Complications Tetralogy of Fallot (TOF)

  1. Marked secondary polycythemia may result in intravascular thrombosis leading to cerebrovascular accidents and paradoxical emboli.
  2. Cerebral abscess (common causative organism being streptococcus)
  3. Incidence of Pulmonary tuberculosis and tuberculoma is high.
  4. Infective endocarditis (common causative organism being streptococcus ).
  5. CCF is a rare Complication and if present may be secondary to
    1. Infective endocarditis
    2. Pregnancy
    3. Anaemia
    4. Systemic hypertension
    5. Aortic regurgitation
    6. Acquired calcific stenosis of the bicuspid aortic valve
    7. Pulmonary atresia with large systemic arterial collaterals-RV failure
    8. Accessory tricuspid leaflet occluding the VSD-RV failure.

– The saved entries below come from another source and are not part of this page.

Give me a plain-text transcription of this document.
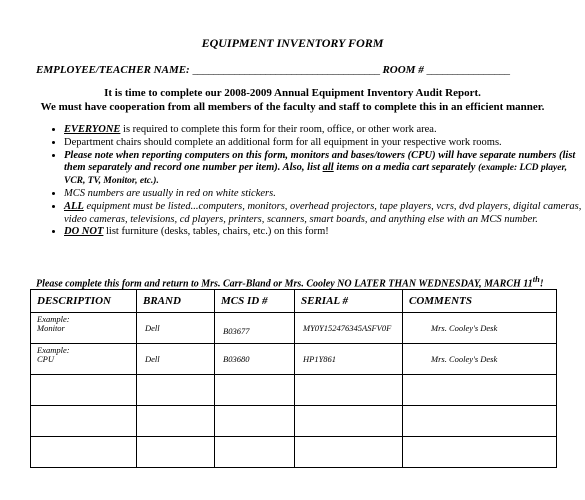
EQUIPMENT INVENTORY FORM
EMPLOYEE/TEACHER NAME: ____________________________________ ROOM # ________________
It is time to complete our 2008-2009 Annual Equipment Inventory Audit Report.
We must have cooperation from all members of the faculty and staff to complete this in an efficient manner.
• EVERYONE is required to complete this form for their room, office, or other work area.
• Department chairs should complete an additional form for all equipment in your respective work rooms.
• Please note when reporting computers on this form, monitors and bases/towers (CPU) will have separate numbers (list them separately and record one number per item). Also, list all items on a media cart separately (example: LCD player, VCR, TV, Monitor, etc.).
• MCS numbers are usually in red on white stickers.
• ALL equipment must be listed...computers, monitors, overhead projectors, tape players, vcrs, dvd players, digital cameras, video cameras, televisions, cd players, printers, scanners, smart boards, and anything else with an MCS number.
• DO NOT list furniture (desks, tables, chairs, etc.) on this form!
Please complete this form and return to Mrs. Carr-Bland or Mrs. Cooley NO LATER THAN WEDNESDAY, MARCH 11th!
DESCRIPTION	BRAND	MCS ID #	SERIAL #	COMMENTS

Example:
Monitor	Dell	B03677	MY0Y152476345ASFV0F	Mrs. Cooley's Desk

Example:
CPU	Dell	B03680	HP1Y861	Mrs. Cooley's Desk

Treatment of Tetralogy of Fallot (TOF)

Medical

Treatment of cyanotic spells by

  1. Squatting or knee-chest position
  2. Nasal O2
  3. Morphine
  4. B-blockers (propranolol)
    • Morphine and b-blockers (propranolol ) help to relieve infundibular spasm.
    • Propranolol initially at the dose of 0.01 mg/kg IV followed by oral dose of 3-5 mg/kg/day is advocated. Morphine sulphate is given at the dose of 0.1 mg/kg IV.
  5. Correct metabolic acidosis with sodium bicarbonate -1 mEq/kg IV.

Surgical

Total correction is advocated and is the definitive treatment.

If pulmonary arteries are excessively small, then early definitive correction of TOF is not possible. A palliative procedure (Blalock-Taussig shunt) is done until the pulmonary arteries have enlarged sufficiently.

Blalock-Taussig Procedure: In left-sided aortic arch-Left subclavian to left pulmonary artery. In right-sided aortic arch-Right subclavian to right pulmonary artery.

This procedure results in absent radial pulse on the side of anastomosis and continuous murmur at the site of anastomosis.

Waterston Procedure: Ascending aorta to right pulmonary artery.

Pott's Procedure: Descending aorta to left pulmonary artery.